To find if the ordered pair $(2,-1)$ is a solution to the system of inequality.

Substitute $(2,-1)$ in the inequality,

        $4x+y>6$

$4\left(2\right)+(-1)>6$

           $8-1>6$

                $7>6$ is true.

Substitute $(2,-1)$ in the inequality,

         $3x-y\le 12$

$3\left(2\right)-(-1)\le 12$

           $6+1\le 12$

                 $7\le 12$ is true.

The ordered pair $(2,-1)$ made both the inequality true.

So the ordered pair $(2,-1)$ is the solution to the syetm of inequality.

The system of inequality $\left\{\begin{array}{l}4x+y>6\\ 3x-y\le 12\end{array}\right.$

To find if the ordered pair $(3,-2)$ is the solution to the system of inequality.
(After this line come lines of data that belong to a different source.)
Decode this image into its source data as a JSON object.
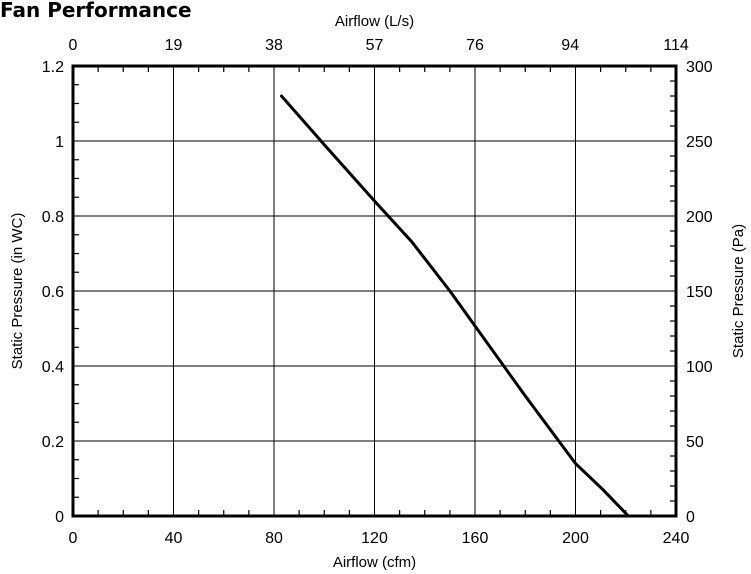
{
  "chart_data": {
    "type": "line",
    "title": "Fan Performance",
    "xlabel": "Airflow (cfm)",
    "ylabel": "Static Pressure (in WC)",
    "x2label": "Airflow (L/s)",
    "y2label": "Static Pressure (Pa)",
    "xlim": [
      0,
      240
    ],
    "ylim": [
      0,
      1.2
    ],
    "x_ticks": [
      0,
      40,
      80,
      120,
      160,
      200,
      240
    ],
    "y_ticks": [
      0,
      0.2,
      0.4,
      0.6,
      0.8,
      1,
      1.2
    ],
    "x2_ticks": [
      0,
      19,
      38,
      57,
      76,
      94,
      114
    ],
    "y2_ticks": [
      0,
      50,
      100,
      150,
      200,
      250,
      300
    ],
    "x_tick_labels": [
      "0",
      "40",
      "80",
      "120",
      "160",
      "200",
      "240"
    ],
    "y_tick_labels": [
      "0",
      "0.2",
      "0.4",
      "0.6",
      "0.8",
      "1",
      "1.2"
    ],
    "x2_tick_labels": [
      "0",
      "19",
      "38",
      "57",
      "76",
      "94",
      "114"
    ],
    "y2_tick_labels": [
      "0",
      "50",
      "100",
      "150",
      "200",
      "250",
      "300"
    ],
    "grid": true,
    "series": [
      {
        "x": [
          83,
          100,
          120,
          135,
          150,
          165,
          180,
          200,
          211,
          221
        ],
        "y": [
          1.12,
          0.99,
          0.84,
          0.73,
          0.6,
          0.46,
          0.32,
          0.14,
          0.07,
          0.0
        ]
      }
    ]
  }
}
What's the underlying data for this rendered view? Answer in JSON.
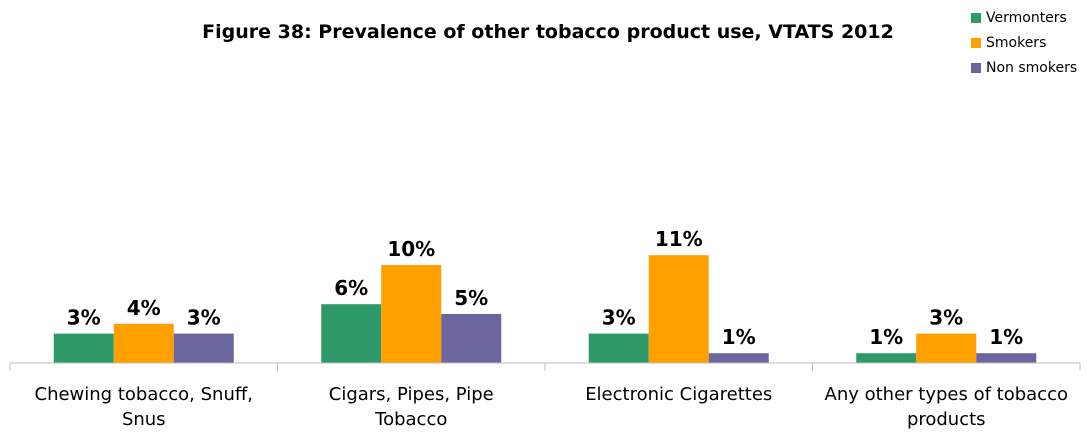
{
  "chart_data": {
    "type": "bar",
    "title": "Figure 38: Prevalence of other tobacco product use, VTATS 2012",
    "categories": [
      [
        "Chewing tobacco, Snuff,",
        "Snus"
      ],
      [
        "Cigars, Pipes, Pipe",
        "Tobacco"
      ],
      [
        "Electronic Cigarettes"
      ],
      [
        "Any other types of tobacco",
        "products"
      ]
    ],
    "series": [
      {
        "name": "Vermonters",
        "color": "#2e9a6a",
        "values": [
          3,
          6,
          3,
          1
        ],
        "labels": [
          "3%",
          "6%",
          "3%",
          "1%"
        ]
      },
      {
        "name": "Smokers",
        "color": "#ff9f00",
        "values": [
          4,
          10,
          11,
          3
        ],
        "labels": [
          "4%",
          "10%",
          "11%",
          "3%"
        ]
      },
      {
        "name": "Non smokers",
        "color": "#6b679e",
        "values": [
          3,
          5,
          1,
          1
        ],
        "labels": [
          "3%",
          "5%",
          "1%",
          "1%"
        ]
      }
    ],
    "grid": false,
    "legend": "top-right"
  }
}
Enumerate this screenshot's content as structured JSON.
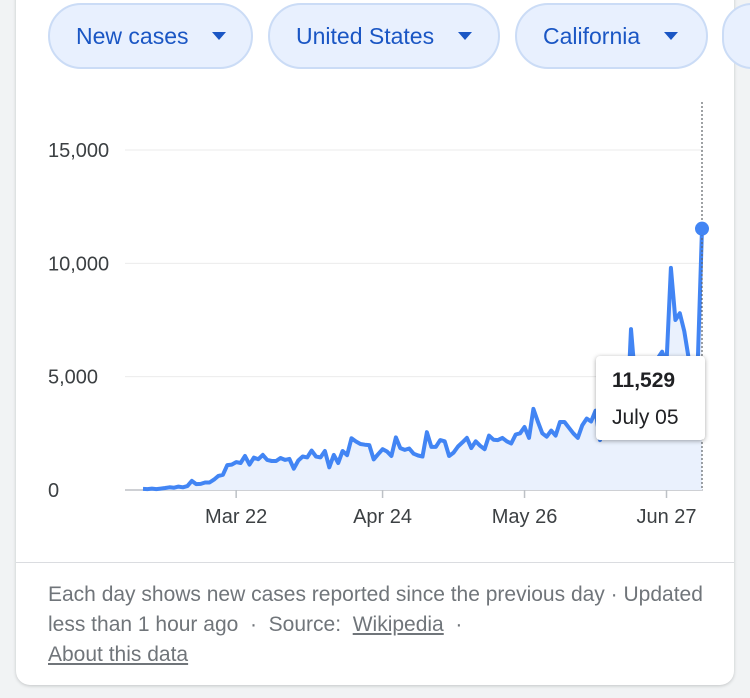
{
  "filters": {
    "metric": "New cases",
    "country": "United States",
    "region": "California"
  },
  "tooltip": {
    "value": "11,529",
    "date": "July 05"
  },
  "footer": {
    "description": "Each day shows new cases reported since the previous day",
    "sep1": "·",
    "updated": "Updated less than 1 hour ago",
    "sep2": "·",
    "source_label": "Source:",
    "source_link": "Wikipedia",
    "sep3": "·",
    "about_link": "About this data"
  },
  "colors": {
    "line": "#4285f4",
    "area": "#eaf1fd",
    "chip_bg": "#e8f0fe",
    "chip_text": "#1a56c4"
  },
  "chart_data": {
    "type": "area",
    "y_ticks": [
      0,
      5000,
      10000,
      15000
    ],
    "y_tick_labels": [
      "0",
      "5,000",
      "10,000",
      "15,000"
    ],
    "x_tick_labels": [
      "Mar 22",
      "Apr 24",
      "May 26",
      "Jun 27"
    ],
    "x_tick_dates": [
      "2020-03-22",
      "2020-04-24",
      "2020-05-26",
      "2020-06-27"
    ],
    "ylim": [
      0,
      15000
    ],
    "grid": true,
    "x": [
      "2020-03-01",
      "2020-03-02",
      "2020-03-03",
      "2020-03-04",
      "2020-03-05",
      "2020-03-06",
      "2020-03-07",
      "2020-03-08",
      "2020-03-09",
      "2020-03-10",
      "2020-03-11",
      "2020-03-12",
      "2020-03-13",
      "2020-03-14",
      "2020-03-15",
      "2020-03-16",
      "2020-03-17",
      "2020-03-18",
      "2020-03-19",
      "2020-03-20",
      "2020-03-21",
      "2020-03-22",
      "2020-03-23",
      "2020-03-24",
      "2020-03-25",
      "2020-03-26",
      "2020-03-27",
      "2020-03-28",
      "2020-03-29",
      "2020-03-30",
      "2020-03-31",
      "2020-04-01",
      "2020-04-02",
      "2020-04-03",
      "2020-04-04",
      "2020-04-05",
      "2020-04-06",
      "2020-04-07",
      "2020-04-08",
      "2020-04-09",
      "2020-04-10",
      "2020-04-11",
      "2020-04-12",
      "2020-04-13",
      "2020-04-14",
      "2020-04-15",
      "2020-04-16",
      "2020-04-17",
      "2020-04-18",
      "2020-04-19",
      "2020-04-20",
      "2020-04-21",
      "2020-04-22",
      "2020-04-23",
      "2020-04-24",
      "2020-04-25",
      "2020-04-26",
      "2020-04-27",
      "2020-04-28",
      "2020-04-29",
      "2020-04-30",
      "2020-05-01",
      "2020-05-02",
      "2020-05-03",
      "2020-05-04",
      "2020-05-05",
      "2020-05-06",
      "2020-05-07",
      "2020-05-08",
      "2020-05-09",
      "2020-05-10",
      "2020-05-11",
      "2020-05-12",
      "2020-05-13",
      "2020-05-14",
      "2020-05-15",
      "2020-05-16",
      "2020-05-17",
      "2020-05-18",
      "2020-05-19",
      "2020-05-20",
      "2020-05-21",
      "2020-05-22",
      "2020-05-23",
      "2020-05-24",
      "2020-05-25",
      "2020-05-26",
      "2020-05-27",
      "2020-05-28",
      "2020-05-29",
      "2020-05-30",
      "2020-05-31",
      "2020-06-01",
      "2020-06-02",
      "2020-06-03",
      "2020-06-04",
      "2020-06-05",
      "2020-06-06",
      "2020-06-07",
      "2020-06-08",
      "2020-06-09",
      "2020-06-10",
      "2020-06-11",
      "2020-06-12",
      "2020-06-13",
      "2020-06-14",
      "2020-06-15",
      "2020-06-16",
      "2020-06-17",
      "2020-06-18",
      "2020-06-19",
      "2020-06-20",
      "2020-06-21",
      "2020-06-22",
      "2020-06-23",
      "2020-06-24",
      "2020-06-25",
      "2020-06-26",
      "2020-06-27",
      "2020-06-28",
      "2020-06-29",
      "2020-06-30",
      "2020-07-01",
      "2020-07-02",
      "2020-07-03",
      "2020-07-04",
      "2020-07-05"
    ],
    "series": [
      {
        "values": [
          50,
          40,
          60,
          40,
          60,
          90,
          120,
          100,
          150,
          120,
          170,
          400,
          260,
          270,
          330,
          330,
          460,
          620,
          670,
          1100,
          1120,
          1230,
          1190,
          1500,
          1120,
          1430,
          1360,
          1550,
          1330,
          1280,
          1280,
          1410,
          1330,
          1370,
          940,
          1300,
          1480,
          1440,
          1740,
          1480,
          1440,
          1720,
          1000,
          1550,
          1190,
          1720,
          1540,
          2280,
          2140,
          2030,
          2000,
          1980,
          1350,
          1580,
          1800,
          1700,
          1500,
          2320,
          1850,
          1770,
          1830,
          1600,
          1520,
          1480,
          2550,
          1900,
          1900,
          2200,
          2150,
          1500,
          1650,
          1920,
          2100,
          2300,
          1850,
          2150,
          1950,
          1800,
          2400,
          2220,
          2200,
          2300,
          2150,
          2050,
          2450,
          2500,
          2780,
          2300,
          3580,
          3020,
          2500,
          2350,
          2620,
          2400,
          3000,
          3000,
          2750,
          2500,
          2300,
          2850,
          3150,
          3020,
          3500,
          2200,
          3600,
          2800,
          3000,
          3150,
          3200,
          2800,
          7100,
          4700,
          5800,
          5200,
          4200,
          3400,
          5800,
          6100,
          5600,
          9800,
          7500,
          7800,
          7000,
          5800,
          5700,
          5400,
          11529
        ]
      }
    ]
  }
}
Substitute $(3,-2)$ in the first inequality,

$4\left(3\right)+(-2)>6$

        $12-2>6$

              $10>6$ is true.

Substitute $(3,-2)$ in the inequality,

        $3x-y\le 12$

$3\left(3\right)-(-2)\le 12$

           $9+2\le 12$

              $11\le 12$ is true.

An ordered pair $(3,-2)$ made both the inequality true.

So the ordered pair $(3,-2)$ is a solution to the system of inequality.